KPK Isyaratkan Jerat Tersangka Baru Korupsi Asuransi Jasindo

Ihwal pengembangan kasus yang baru menjerat mantan Direktur Utama Jasindo (2008-2013) Budi Tjahjono itu dipastikan Plt Juru Bicara Penindakan KPK Ali

Tayang:
Editor: Johnson Simanjuntak
TRIBUNNEWS/IRWAN RISMAWAN
Tersangka kasus korupsi kasus pembayaran komisi kegiatan fiktif agen PT A?suransi Jasindo dalam pengadaan asuransi Oil dan gas pada BP Migas-KKKS tahun 2010-2012 dan 2012-2014, Budi Tjahjono menjalani sidang lanjutan di Pengadilan Tipikor, Jakarta, Senin (17/12/2018). Sidang mantan Dirut Jasindo itu beragendakan mendengar keterangan saksi dari JPU. TRIBUNNEWS/IRWAN RISMAWAN 

TRIBUNNEWS.COM, JAKARTA - Komisi Pemberantasan Korupsi (KPK) memastikan mengembangkan kasus korupsi pembayaran komisi kegiatan fiktif agen PT Asuransi Jasa Indonesia (Jasindo) dalam pengadaan asuransi minyak dan gas BP Migas-KKKS pada 2010-2012 dan 2012-2014.

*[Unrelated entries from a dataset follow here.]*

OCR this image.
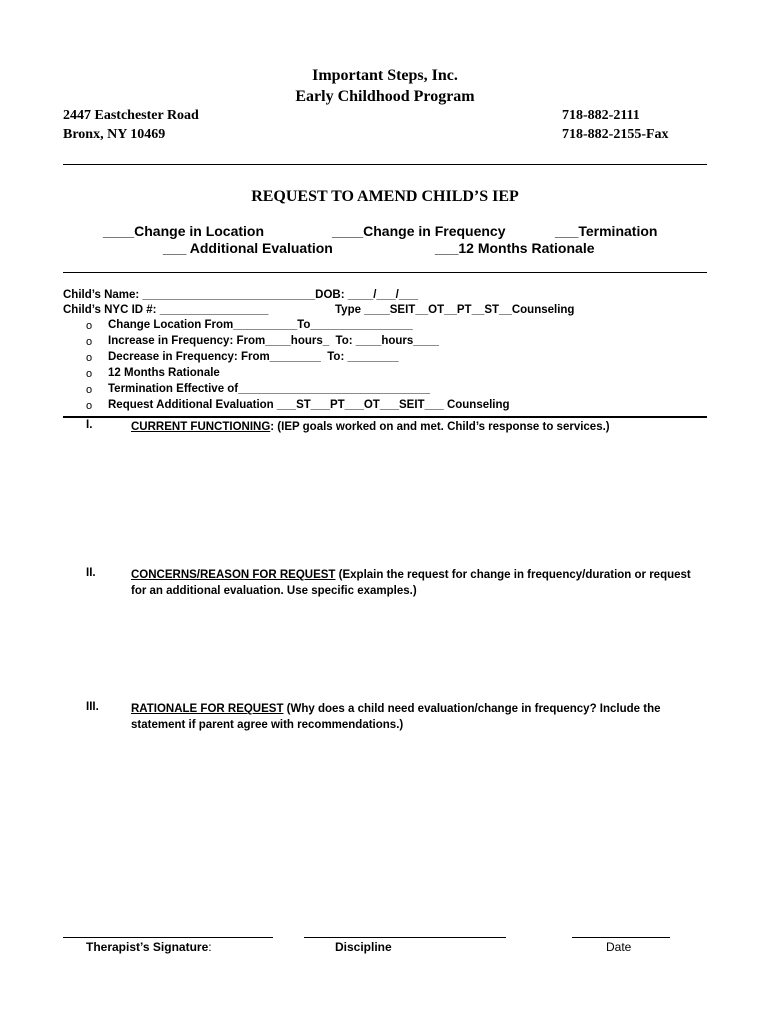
Important Steps, Inc.
Early Childhood Program
2447 Eastchester Road
Bronx, NY 10469
718-882-2111
718-882-2155-Fax
REQUEST TO AMEND CHILD’S IEP
____Change in Location	____Change in Frequency	___Termination
___ Additional Evaluation	___12 Months Rationale
Child’s Name: ___________________________DOB: ____/___/___
Child’s NYC ID #: _________________	Type ____SEIT__OT__PT__ST__Counseling
o Change Location From__________To________________
o Increase in Frequency: From____hours_  To: ____hours____
o Decrease in Frequency: From________  To: ________
o 12 Months Rationale
o Termination Effective of______________________________
o Request Additional Evaluation ___ST___PT___OT___SEIT___ Counseling
I.	CURRENT FUNCTIONING: (IEP goals worked on and met. Child’s response to services.)
II.	CONCERNS/REASON FOR REQUEST (Explain the request for change in frequency/duration or request for an additional evaluation. Use specific examples.)
III.	RATIONALE FOR REQUEST (Why does a child need evaluation/change in frequency? Include the statement if parent agree with recommendations.)
Therapist’s Signature:	Discipline	Date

Mengingat masih ada sejumlah pihak yang diuntungkan dari korupsi tersebut, salah satunya mantan Direktur Keuangan dan Investasi PT Jasindo Solihah.

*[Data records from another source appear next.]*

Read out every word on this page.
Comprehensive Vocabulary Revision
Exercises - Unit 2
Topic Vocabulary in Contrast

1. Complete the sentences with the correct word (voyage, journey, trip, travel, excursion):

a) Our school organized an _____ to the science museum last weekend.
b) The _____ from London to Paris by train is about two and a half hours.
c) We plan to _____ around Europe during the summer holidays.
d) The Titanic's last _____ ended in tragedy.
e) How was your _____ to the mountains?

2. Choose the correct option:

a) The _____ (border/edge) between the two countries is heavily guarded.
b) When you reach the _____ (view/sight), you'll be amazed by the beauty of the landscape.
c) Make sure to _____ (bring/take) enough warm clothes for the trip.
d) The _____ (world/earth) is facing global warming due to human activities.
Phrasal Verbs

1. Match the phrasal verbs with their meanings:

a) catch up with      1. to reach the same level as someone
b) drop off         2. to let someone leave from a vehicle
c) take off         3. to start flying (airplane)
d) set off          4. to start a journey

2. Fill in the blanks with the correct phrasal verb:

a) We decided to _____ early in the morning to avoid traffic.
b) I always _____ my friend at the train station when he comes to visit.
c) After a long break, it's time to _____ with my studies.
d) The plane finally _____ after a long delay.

Ihwal pengembangan kasus yang baru menjerat mantan Direktur Utama Jasindo (2008-2013) Budi Tjahjono itu dipastikan Plt Juru Bicara Penindakan KPK Ali Fikri.

Pasalnya dalam putusan hakim, terhadap Budi turut disebut perbuatan korupsi itu memperkaya mantan Dirkeu dan Investasi PT Jasindo Solihah sebesar 198.340 dolar AS; Kiagus Emil Fahmy Cornain selaku orang kepercayaan Kepala BP Migas sebesar Rp1,3 miliar; dan Soepomo Hidjazie selaku Direktur PT Bravo Delta Persada (tahun 2008-2012 agen Asuransi Jasindo) sebesar 137.000 dolar AS.

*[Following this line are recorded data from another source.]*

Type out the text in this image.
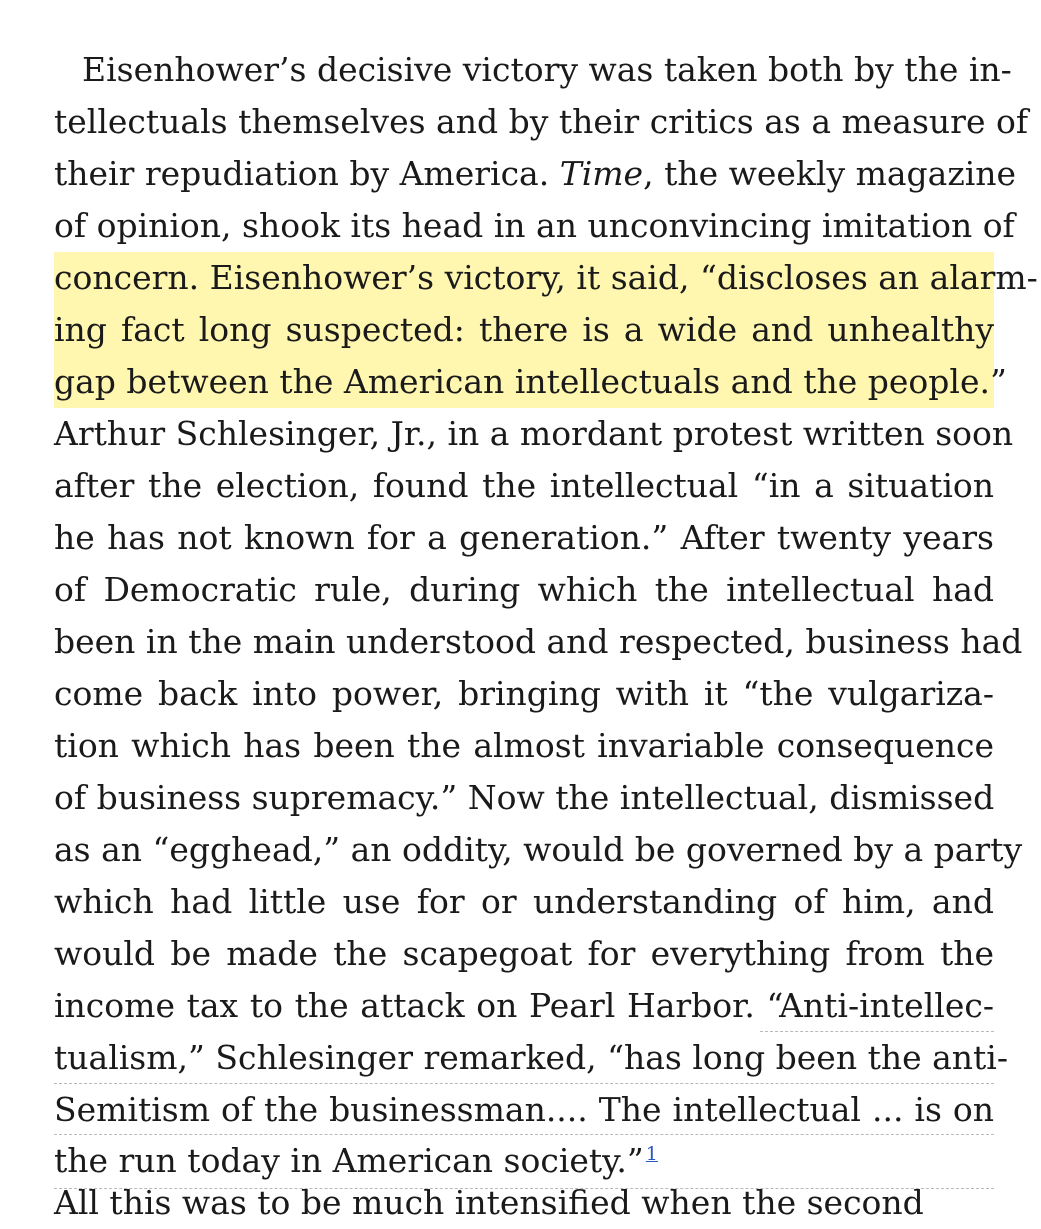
Eisenhower’s decisive victory was taken both by the in-
tellectuals themselves and by their critics as a measure of
their repudiation by America. Time, the weekly magazine
of opinion, shook its head in an unconvincing imitation of
concern. Eisenhower’s victory, it said, “discloses an alarm-
ing fact long suspected: there is a wide and unhealthy
gap between the American intellectuals and the people.”
Arthur Schlesinger, Jr., in a mordant protest written soon
after the election, found the intellectual “in a situation
he has not known for a generation.” After twenty years
of Democratic rule, during which the intellectual had
been in the main understood and respected, business had
come back into power, bringing with it “the vulgariza-
tion which has been the almost invariable consequence
of business supremacy.” Now the intellectual, dismissed
as an “egghead,” an oddity, would be governed by a party
which had little use for or understanding of him, and
would be made the scapegoat for everything from the
income tax to the attack on Pearl Harbor. “Anti-intellec-
tualism,” Schlesinger remarked, “has long been the anti-
Semitism of the businessman.... The intellectual ... is on
the run today in American society.” $^1$
All this was to be much intensified when the second
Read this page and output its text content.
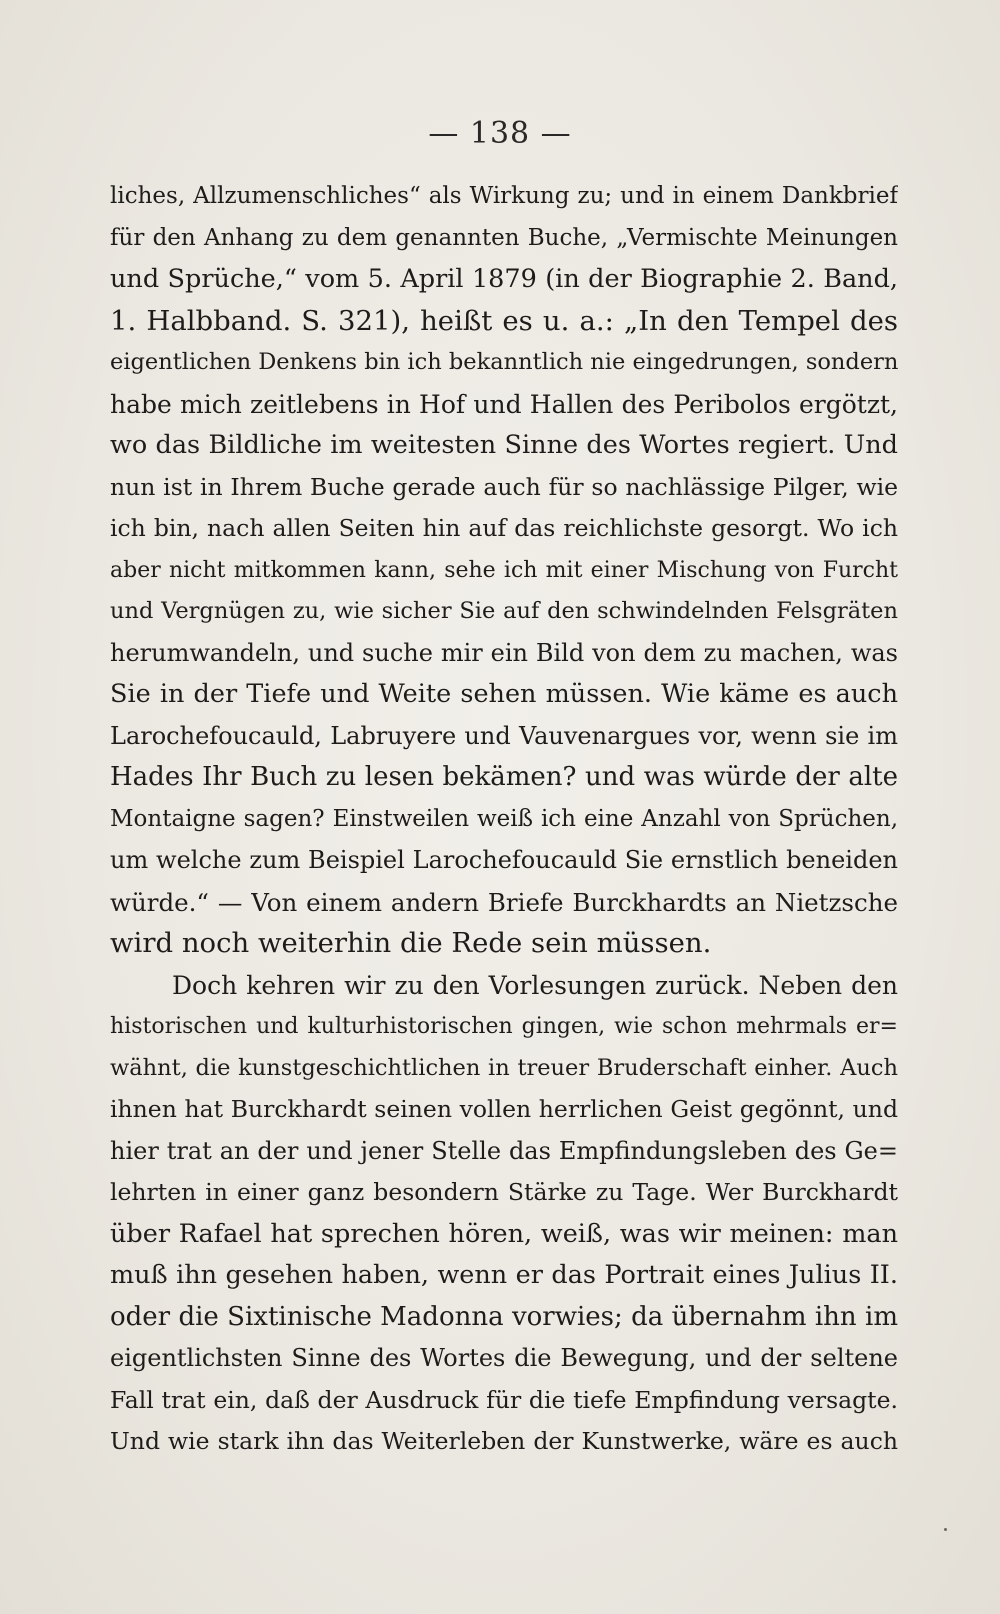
— 138 —
liches, Allzumenschliches“ als Wirkung zu; und in einem Dankbrief
für den Anhang zu dem genannten Buche, „Vermischte Meinungen
und Sprüche,“ vom 5. April 1879 (in der Biographie 2. Band,
1. Halbband. S. 321), heißt es u. a.: „In den Tempel des
eigentlichen Denkens bin ich bekanntlich nie eingedrungen, sondern
habe mich zeitlebens in Hof und Hallen des Peribolos ergötzt,
wo das Bildliche im weitesten Sinne des Wortes regiert. Und
nun ist in Ihrem Buche gerade auch für so nachlässige Pilger, wie
ich bin, nach allen Seiten hin auf das reichlichste gesorgt. Wo ich
aber nicht mitkommen kann, sehe ich mit einer Mischung von Furcht
und Vergnügen zu, wie sicher Sie auf den schwindelnden Felsgräten
herumwandeln, und suche mir ein Bild von dem zu machen, was
Sie in der Tiefe und Weite sehen müssen. Wie käme es auch
Larochefoucauld, Labruyere und Vauvenargues vor, wenn sie im
Hades Ihr Buch zu lesen bekämen? und was würde der alte
Montaigne sagen? Einstweilen weiß ich eine Anzahl von Sprüchen,
um welche zum Beispiel Larochefoucauld Sie ernstlich beneiden
würde.“ — Von einem andern Briefe Burckhardts an Nietzsche
wird noch weiterhin die Rede sein müssen.
Doch kehren wir zu den Vorlesungen zurück. Neben den
historischen und kulturhistorischen gingen, wie schon mehrmals er=
wähnt, die kunstgeschichtlichen in treuer Bruderschaft einher. Auch
ihnen hat Burckhardt seinen vollen herrlichen Geist gegönnt, und
hier trat an der und jener Stelle das Empfindungsleben des Ge=
lehrten in einer ganz besondern Stärke zu Tage. Wer Burckhardt
über Rafael hat sprechen hören, weiß, was wir meinen: man
muß ihn gesehen haben, wenn er das Portrait eines Julius II.
oder die Sixtinische Madonna vorwies; da übernahm ihn im
eigentlichsten Sinne des Wortes die Bewegung, und der seltene
Fall trat ein, daß der Ausdruck für die tiefe Empfindung versagte.
Und wie stark ihn das Weiterleben der Kunstwerke, wäre es auch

Budi sendiri telah divonis 7 tahun penjara lantaran terbukti melakukan korupsi, yakni  memperkaya diri sendiri, orang lain dan korporasi. Budi diperkaya Rp6 miliar dan 462.795 dolar AS.

"KPK memastikan akan melakukan pengembangan perkara terkait perkara jasa konsultansi bisnis asuransi dan reasuransi oil&gas pada PT Asuransi Jasa Indonesia tersebut," kata Ali saat dikonfirmasi, Rabu (11/10/2020).

Baca juga: Jalin Kerja Sama Dengan Jasindo, DPR Asuransikan Gedung Nusantara

Dikatakan Ali, pihaknya segera mengumpulkan dan menguatkan bukti untuk mengembangkan perkara ini dan mengusut aliran uang haram rasuah tersebut.

Tak menutup kemungkinan lembaga antikorupsi menjerat tersangka baru, termasuk menjerat pihak-pihak yang turut diperkaya dari korupsi tersebut.

"Saat ini fakta-fakta dan alat bukti akan segera kami kumpulkan," ujar Ali.

Dalam perkara ini, Budi terbukti merekayasa kegiatan agen dan komisi yang diberikan kepada agen PT Asuransi Jasindo.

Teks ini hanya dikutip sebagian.